I charge for the door and Jax doesn’t stop me. He doesn’t believe me. God, why would he? I wouldn’t believe me. I step onto the stairs and find York at the bottom about to start the climb up. “Get out of my apartment, York! How did you even get in here?”

He moves to the center of the bottom step, standing there in his pretty blue sweater and matching dress pants, hands at his sides, gloating with pride. “I’m resourceful. You know that. And you didn’t answer your phone.”

“Get out, York.” I start walking down the stairs. “I got your point last night. Don’t tell the world Marion’s a bitch or you’ll embarrass my family.” I stop midway between the top and bottom steps, not about to get close to him. “I can’t even believe you did this.”

I know the moment Jax appears behind me, the crackle of energy sharp and hard, as is the shift in York’s gaze from me to over my shoulder. I watch his face harden in a familiar way, a way that wipes away his good looks and leaves nothing but a brutal monster.

“You move fast, Jax,” he says, giving him and his shirtless state of dress a once over, before flicking me a look. “But then, you’re pretty fast, too, aren’t you, Emma?”

Those words slap like a hit I don’t deserve, but then I never deserved anything I got in the end with this man.

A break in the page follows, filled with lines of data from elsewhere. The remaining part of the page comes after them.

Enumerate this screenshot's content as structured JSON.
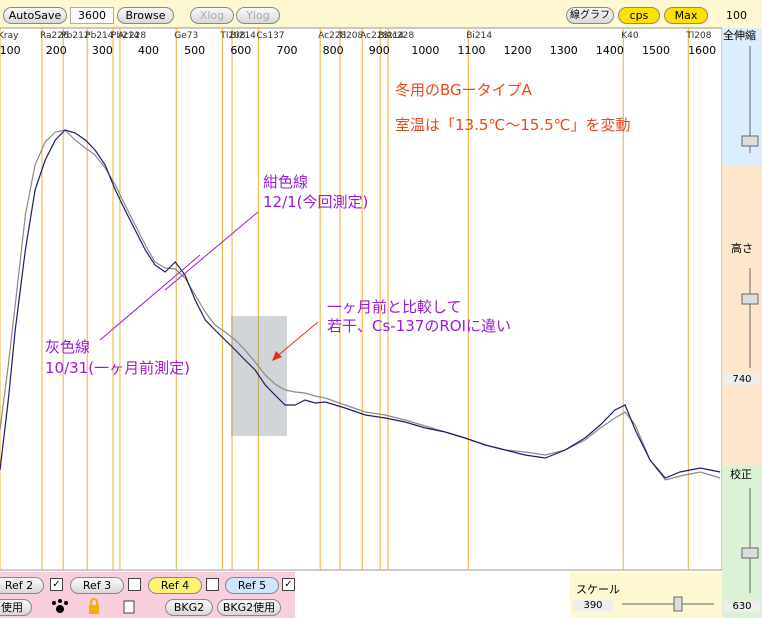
{
  "toolbar": {
    "autosave": "AutoSave",
    "time": "3600",
    "browse": "Browse",
    "xlog": "Xlog",
    "ylog": "Ylog",
    "graph": "線グラフ",
    "cps": "cps",
    "max": "Max",
    "max_value": "100"
  },
  "chart_data": {
    "type": "line",
    "x": [
      78,
      96,
      111,
      133,
      154,
      176,
      198,
      219,
      241,
      263,
      284,
      306,
      328,
      349,
      371,
      393,
      414,
      436,
      458,
      479,
      501,
      523,
      544,
      566,
      588,
      609,
      631,
      653,
      674,
      696,
      718,
      739,
      761,
      783,
      826,
      870,
      913,
      956,
      1000,
      1043,
      1086,
      1130,
      1173,
      1216,
      1260,
      1303,
      1346,
      1379,
      1411,
      1433,
      1455,
      1487,
      1520,
      1552,
      1596,
      1639
    ],
    "series": [
      {
        "color": "#1c1c6a",
        "values": [
          100,
          170,
          240,
          320,
          380,
          410,
          430,
          440,
          437,
          430,
          420,
          405,
          380,
          360,
          340,
          320,
          305,
          298,
          308,
          295,
          270,
          250,
          240,
          230,
          220,
          210,
          200,
          185,
          175,
          165,
          165,
          170,
          167,
          168,
          162,
          155,
          152,
          148,
          142,
          138,
          132,
          125,
          120,
          115,
          112,
          120,
          132,
          145,
          160,
          165,
          140,
          110,
          92,
          98,
          102,
          98
        ]
      },
      {
        "color": "#8a8a8a",
        "values": [
          140,
          205,
          265,
          355,
          405,
          428,
          438,
          440,
          430,
          422,
          415,
          402,
          385,
          365,
          345,
          325,
          308,
          302,
          301,
          292,
          275,
          258,
          245,
          238,
          230,
          220,
          208,
          195,
          186,
          180,
          178,
          177,
          174,
          172,
          165,
          158,
          155,
          150,
          144,
          138,
          132,
          125,
          120,
          118,
          115,
          120,
          130,
          142,
          152,
          158,
          145,
          110,
          90,
          94,
          98,
          92
        ]
      }
    ],
    "xlim": [
      78,
      1643
    ],
    "ylim": [
      0,
      542
    ],
    "xticks": [
      100,
      200,
      300,
      400,
      500,
      600,
      700,
      800,
      900,
      1000,
      1100,
      1200,
      1300,
      1400,
      1500,
      1600
    ],
    "peaks": [
      {
        "name": "Kray",
        "channel": 78
      },
      {
        "name": "Ra226",
        "channel": 169
      },
      {
        "name": "Pb212",
        "channel": 215
      },
      {
        "name": "Pb214",
        "channel": 267
      },
      {
        "name": "Pb214",
        "channel": 323
      },
      {
        "name": "Ac228",
        "channel": 338
      },
      {
        "name": "Ge73",
        "channel": 460
      },
      {
        "name": "Tl208",
        "channel": 560
      },
      {
        "name": "Bi214",
        "channel": 581
      },
      {
        "name": "Cs137",
        "channel": 638
      },
      {
        "name": "Ac228",
        "channel": 772
      },
      {
        "name": "Tl208",
        "channel": 815
      },
      {
        "name": "Ac228",
        "channel": 863
      },
      {
        "name": "Bi214",
        "channel": 902
      },
      {
        "name": "Ac228",
        "channel": 919
      },
      {
        "name": "Bi214",
        "channel": 1093
      },
      {
        "name": "K40",
        "channel": 1429
      },
      {
        "name": "Tl208",
        "channel": 1570
      }
    ],
    "annotations": [
      "冬用のBGータイプA",
      "室温は「13.5℃～15.5℃」を変動",
      "紺色線",
      "12/1(今回測定)",
      "灰色線",
      "10/31(一ヶ月前測定)",
      "一ヶ月前と比較して",
      "若干、Cs-137のROIに違い"
    ]
  },
  "side_panel": {
    "zoom": "全伸縮",
    "height": "高さ",
    "height_value": "740",
    "calib": "校正",
    "calib_value": "630"
  },
  "bottom_panel": {
    "ref2": "Ref 2",
    "ref3": "Ref 3",
    "ref4": "Ref 4",
    "ref5": "Ref 5",
    "use": "使用",
    "bkg2": "BKG2",
    "bkg2_use": "BKG2使用",
    "scale": "スケール",
    "scale_value": "390"
  }
}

They also hint at all the things he would say about me if I crossed him and suddenly I don’t care. “Do you really want to piss me off, York?” I ask softly. “Because I know things you don’t want the world to know. Give me a reason to spew it all, and I will.”

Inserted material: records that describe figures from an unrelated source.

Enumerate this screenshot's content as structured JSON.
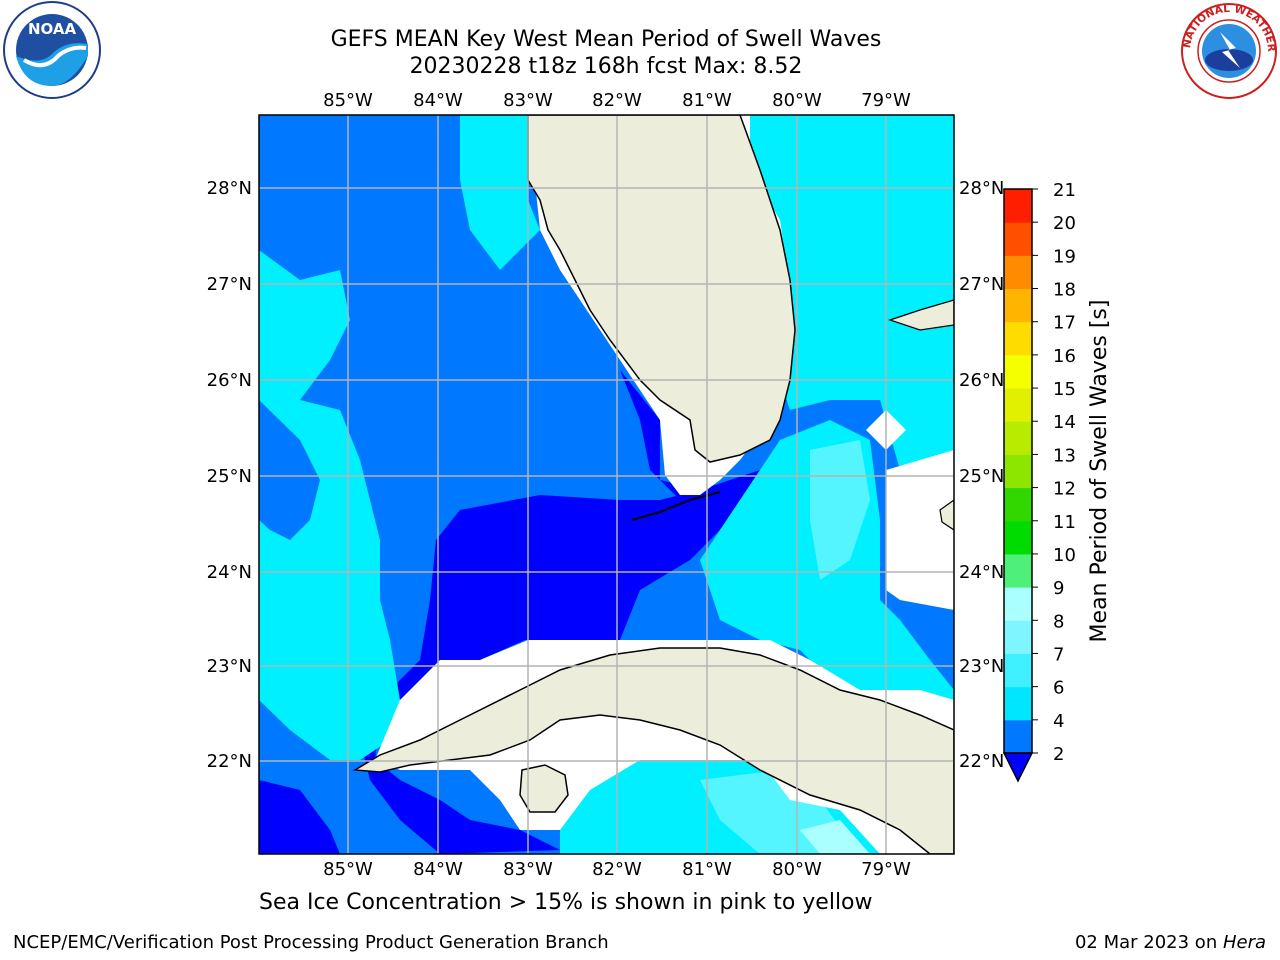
{
  "title_line1": "GEFS MEAN Key West Mean Period of Swell Waves",
  "title_line2": "20230228 t18z 168h fcst   Max: 8.52",
  "lon_labels": [
    "85°W",
    "84°W",
    "83°W",
    "82°W",
    "81°W",
    "80°W",
    "79°W"
  ],
  "lat_labels": [
    "28°N",
    "27°N",
    "26°N",
    "25°N",
    "24°N",
    "23°N",
    "22°N"
  ],
  "colorbar": {
    "label": "Mean Period of Swell Waves [s]",
    "ticks": [
      "2",
      "4",
      "6",
      "7",
      "8",
      "9",
      "10",
      "11",
      "12",
      "13",
      "14",
      "15",
      "16",
      "17",
      "18",
      "19",
      "20",
      "21"
    ],
    "colors": [
      "#0078ff",
      "#00e6ff",
      "#3ff0ff",
      "#7ff5ff",
      "#aaffff",
      "#4ff07a",
      "#00dc00",
      "#32d700",
      "#8ce600",
      "#b9eb00",
      "#e1f000",
      "#f5ff00",
      "#ffdc00",
      "#ffb400",
      "#ff8c00",
      "#ff5000",
      "#ff1e00"
    ],
    "under_color": "#0000ff"
  },
  "map_colors": {
    "land": "#ededdc",
    "deep": "#0000ff",
    "blue": "#0078ff",
    "cyan": "#00f0ff",
    "light_cyan": "#55f5ff",
    "pale": "#aaffff",
    "grid": "#b4b4b4"
  },
  "logos": {
    "noaa": "NOAA",
    "nws_ring": "NATIONAL WEATHER SERVICE"
  },
  "footnote": "Sea Ice Concentration > 15% is shown in pink to yellow",
  "credit_left": "NCEP/EMC/Verification Post Processing Product Generation Branch",
  "credit_date": "02 Mar 2023 on ",
  "credit_machine": "Hera"
}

“He doesn’t want to piss me off,” Jax replies. He heads toward York and he doesn’t stop until he’s standing right in front of him. “Leave now, because a call to the police would be merited, but it’s not my preference. My preference would be to knock the shit out of you.”

York snorts. “She doesn’t want that kind of trouble with me.”

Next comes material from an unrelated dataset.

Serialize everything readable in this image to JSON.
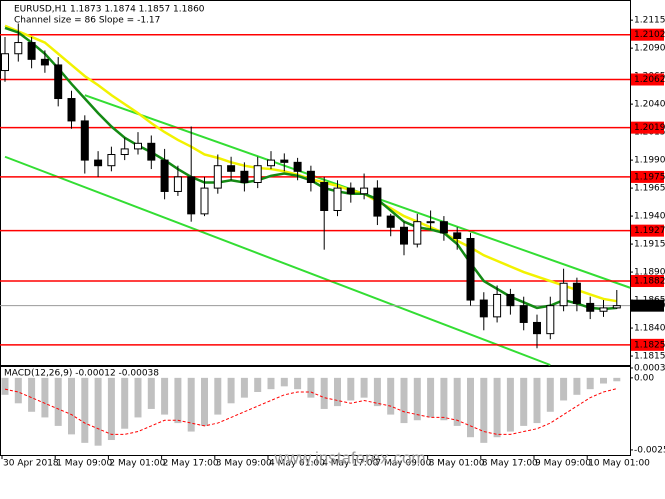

“But I do because I know you abused her. I know you hurt her. I know you touched her in ways no woman should be touched.”

That statement takes me off guard, punches me in the chest and I take a step backward, hugging myself, starting to tremble. Damn it, why am I trembling?

“So back the fuck up and leave,” Jax adds, “before I start my day out right. Fucking you up before I take her for a champagne breakfast to celebrate.”

“You think because you were some semi-pro boxing champ that I’m afraid of you?”

“I don’t care what scares you, man,” Jax says, dismissal in his tone. “I just want to punch you. You have ten seconds, and if you think I’m bluffing, you’re wrong. Don’t come back or there will be a price to pay. Do your homework. I’m not an enemy you want.”

York’s gaze burns into Jax’s and then jerks to me. “We aren’t done. We’re never done and you better remember that.” He turns and walks for the door.

I snap. I don’t know how it happens, but I snap. I run down the stairs with a single vision: punching York myself. I want to hit him. I want him gone. I want to have never known him. I launch myself past Jax, or I try.

“Emma.” He catches my arm and pulls me around to face him even as the door slams shut with York’s departure. “What are you doing?”

“Let me go. Let me go, Jax.”

“I’m not going to do that. Not when you’re about to run into trouble. Not now. Maybe not ever.”

“Never? You don’t own me. You barely know me. Move.” But he doesn’t move. He’s holding his ground, holding mine, more stone than man.

“I don’t own you,” he agrees. “No one owns you, Emma. And as for knowing you, I want to know you. Beyond reason, beyond anything I would expect, I want to know you.”

“You mean because I’m my father’s daughter.”

“Despite the fact that you’re your father’s daughter.”

A knot balls in my chest with the words that confirm how he feels about me. I’m still my father’s daughter to him, not my own person. My father just won’t stop being judge and jury over me, even through Jax. “Jax, move. I need to make sure he knows I sent him away, not you.”